Reconocí a mi mujer y mis hijas, pero cuando intentaba hablar solo conseguía balbucear cosas sin sentido. Como me agité me
dieron explicaciones y me pidieron paciencia para conseguir recuperarme, y que
empleara todas mis energías en la rehabilitación. A los varios días apareció
una joven que dijo llamarse Cándida y que se ocuparía de mi fisioterapia. Le
miré como si usara signo de comprensión
y asentimiento y me sonrió. Levantó el brazo derecho y me pareció que levantaba
el de alguien ajeno, cayo inerte junto a mi cuerpo. Con la pierna derecha paso
igual, no conseguía reconocerla como mía y no tenía actividad alguna. Mi lado
izquierdo no parecía tener deficiencia alguna, cuando le miraba le reconocía
como mi mano de siempre y se movía cuando se lo pedía, eso si realizando un
esfuerzo con mi mente.
Dos horas más
tarde apareció un señor mayor que dijo ser logopeda, no me gusto porque mascaba
chicle y comenzó con bastante desgana a pedir que dijera el abecedario, como si
fuera un niño pequeño, por más que lo intenté no conseguí articular palabra. Se
fue cuando le miré con los ojos de “vete a hacer puñetas”
La tarde estaba
dedicada a mi familia, que se sentaban y cuchicheaban, me imagino cosas de sus
vidas llenas de esperanzas. Usando mi mano izquierda hice señas para conseguir
papel y lápiz, pero solo al final me prometieron traer una pizarra de cuando
eran jóvenes y les enseñaba las letras.
Aquella noche
sentí escalofríos y me invadió un terrible pesar. Cuando llego Cándida en la
mañana siguiente, le miré con los ojos de tristeza y me entendió. Se sentó
junto a mí y me dio papel y lápiz. No tenía práctica y me costó colocar alguna
palabra, pero le escribí “Ayúdame” Sonrió y me tocó la mano con cariño, después
muy en su papel comenzó a moverme mi absurdo
lado derecho del cuerpo, y todo seguía igual, el antebrazo doblado sobre
un codo muy rígido y los dedos cada cual por su lado señalando las direcciones
del espacio. Ante mi especial desmotivación
me propuso ir al gimnasio el día siguiente, para comenzar a levantarme y ver las cosas de forma distintas, se lo
agradecí y paso otro día con logopedas, visitas, familia y quizás deudores.

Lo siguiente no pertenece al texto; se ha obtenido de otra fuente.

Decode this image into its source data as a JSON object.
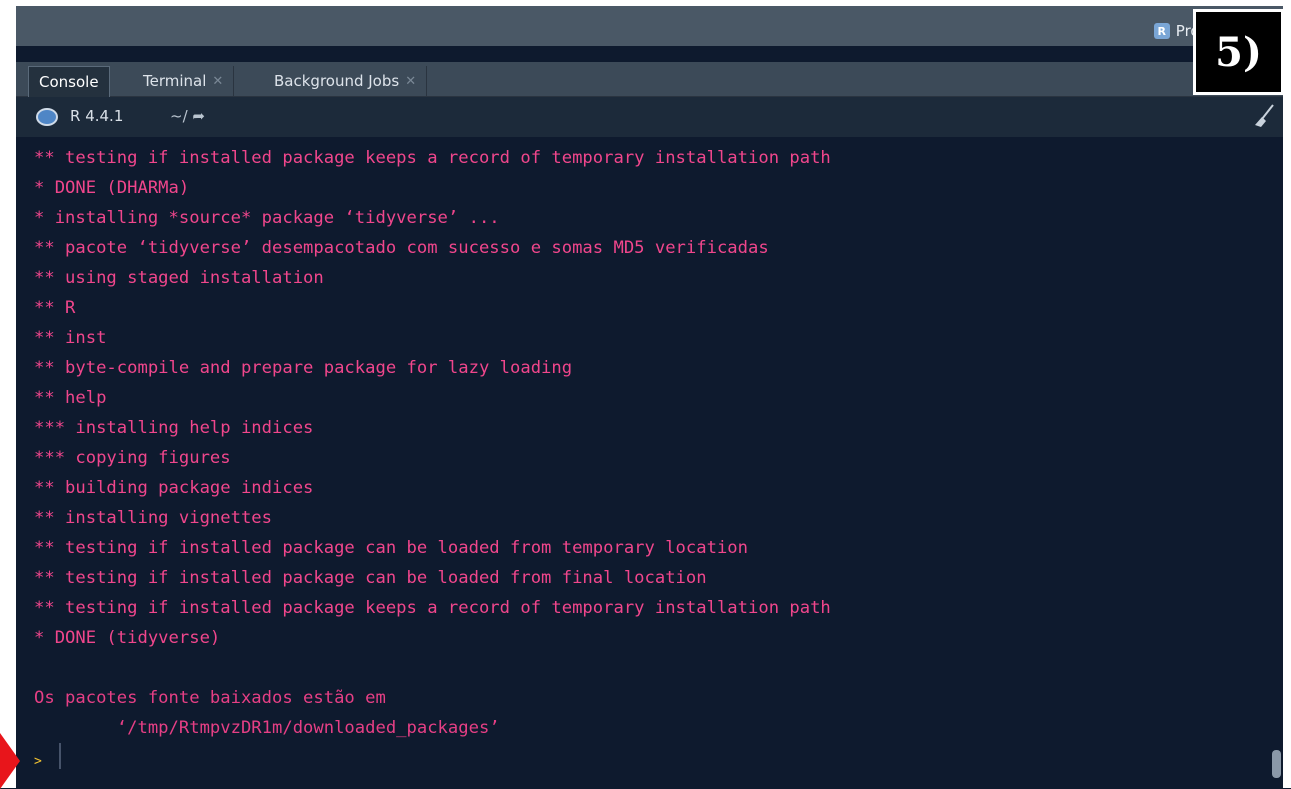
{
  "header": {
    "project_label": "Proje",
    "r_logo": "R"
  },
  "annotation": {
    "step_label": "5)"
  },
  "tabs": [
    {
      "label": "Console",
      "closable": false
    },
    {
      "label": "Terminal",
      "closable": true
    },
    {
      "label": "Background Jobs",
      "closable": true
    }
  ],
  "toolbar": {
    "r_version": "R 4.4.1",
    "working_dir": "~/"
  },
  "console": {
    "lines": [
      "** testing if installed package keeps a record of temporary installation path",
      "* DONE (DHARMa)",
      "* installing *source* package ‘tidyverse’ ...",
      "** pacote ‘tidyverse’ desempacotado com sucesso e somas MD5 verificadas",
      "** using staged installation",
      "** R",
      "** inst",
      "** byte-compile and prepare package for lazy loading",
      "** help",
      "*** installing help indices",
      "*** copying figures",
      "** building package indices",
      "** installing vignettes",
      "** testing if installed package can be loaded from temporary location",
      "** testing if installed package can be loaded from final location",
      "** testing if installed package keeps a record of temporary installation path",
      "* DONE (tidyverse)",
      "",
      "Os pacotes fonte baixados estão em",
      "        ‘/tmp/RtmpvzDR1m/downloaded_packages’"
    ],
    "prompt": ">"
  },
  "colors": {
    "console_text": "#f0468c",
    "prompt": "#f1c232",
    "arrow": "#e8151b"
  }
}
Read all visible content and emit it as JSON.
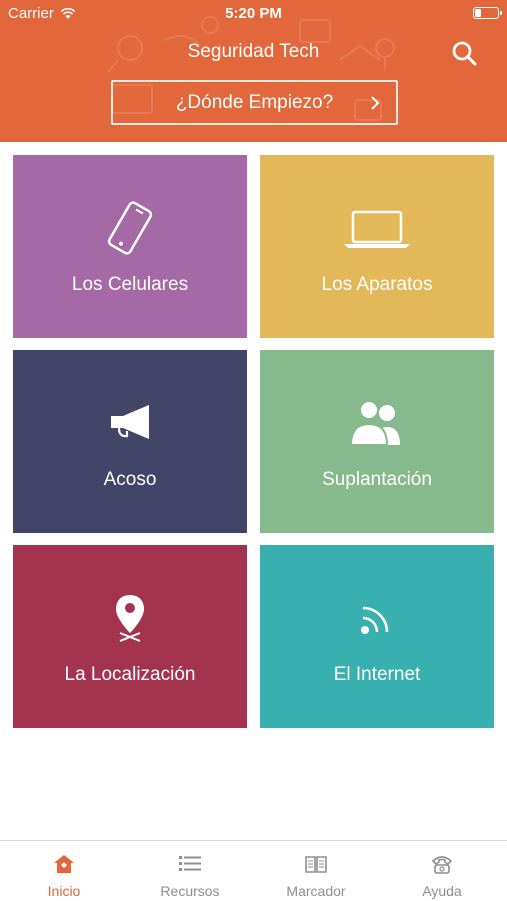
{
  "status_bar": {
    "carrier": "Carrier",
    "time": "5:20 PM"
  },
  "header": {
    "title": "Seguridad Tech",
    "start_label": "¿Dónde Empiezo?"
  },
  "colors": {
    "brand": "#e2673a",
    "tab_inactive": "#8e8e93"
  },
  "tiles": [
    {
      "label": "Los Celulares",
      "icon": "phone-icon",
      "color": "#a56aa5"
    },
    {
      "label": "Los Aparatos",
      "icon": "laptop-icon",
      "color": "#e2b858"
    },
    {
      "label": "Acoso",
      "icon": "megaphone-icon",
      "color": "#424568"
    },
    {
      "label": "Suplantación",
      "icon": "people-icon",
      "color": "#86b98c"
    },
    {
      "label": "La Localización",
      "icon": "location-pin-icon",
      "color": "#a4334f"
    },
    {
      "label": "El Internet",
      "icon": "wifi-signal-icon",
      "color": "#39b0b0"
    }
  ],
  "tabs": [
    {
      "label": "Inicio",
      "icon": "home-icon",
      "active": true
    },
    {
      "label": "Recursos",
      "icon": "list-icon",
      "active": false
    },
    {
      "label": "Marcador",
      "icon": "book-icon",
      "active": false
    },
    {
      "label": "Ayuda",
      "icon": "telephone-icon",
      "active": false
    }
  ]
}
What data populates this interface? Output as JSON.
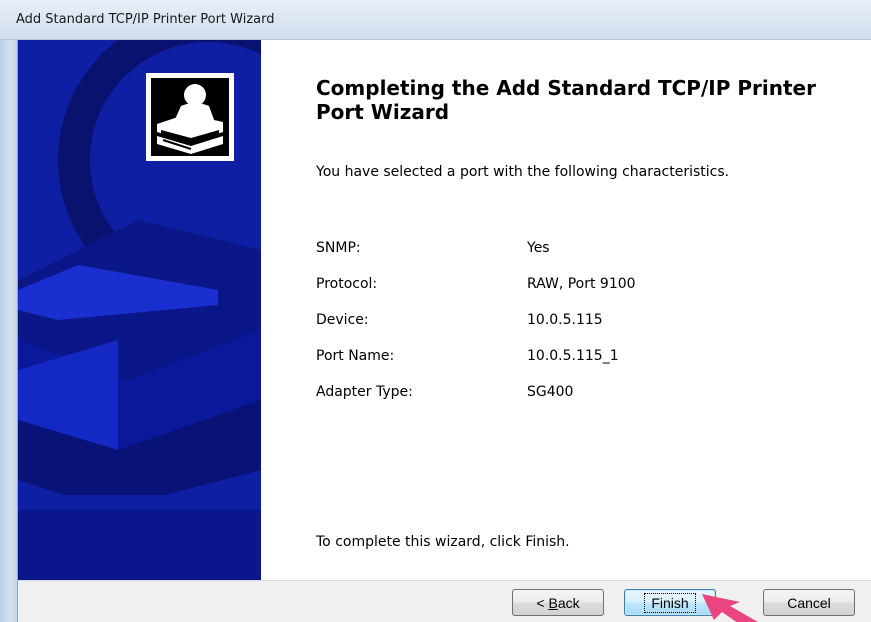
{
  "window": {
    "title": "Add Standard TCP/IP Printer Port Wizard"
  },
  "main": {
    "heading": "Completing the Add Standard TCP/IP Printer Port Wizard",
    "subtitle": "You have selected a port with the following characteristics.",
    "properties": [
      {
        "label": "SNMP:",
        "value": "Yes"
      },
      {
        "label": "Protocol:",
        "value": "RAW, Port 9100"
      },
      {
        "label": "Device:",
        "value": "10.0.5.115"
      },
      {
        "label": "Port Name:",
        "value": "10.0.5.115_1"
      },
      {
        "label": "Adapter Type:",
        "value": "SG400"
      }
    ],
    "footer_text": "To complete this wizard, click Finish."
  },
  "buttons": {
    "back_prefix": "< ",
    "back_mnemonic": "B",
    "back_rest": "ack",
    "finish": "Finish",
    "cancel": "Cancel"
  },
  "icons": {
    "wizard_logo": "printer-wizard-icon",
    "pointer": "arrow-pointer-icon"
  },
  "colors": {
    "side_panel": "#0f1fa3",
    "pointer": "#e94580",
    "finish_border": "#3c7fb1"
  }
}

Estando al fin solo, pude centrarme en escribir algunas notas, cuando mi mujer
vino a última hora de la tarde-noche se lo enseñé. Le pedía me ayudara a bien morir,
no quería vivir con esta severa limitación y dependiente todo lo que viviera de
ayuda ajena. Con mucha paciencia me pidió comprensión para con toda la familia,
que no fuera egoísta y que seguro me recuperaría lo suficiente para tener
independencia. Que había hablado con los bancos y que había liberado nuestros
dineros y que disponiendo de él y con su gestión, seguro que no tendrían
dificultades. Negué con la cabeza y señalé el papel, quería que entendiera que
yo quería evitar pasar por todo este calvario. Me contentó con unos “cariños”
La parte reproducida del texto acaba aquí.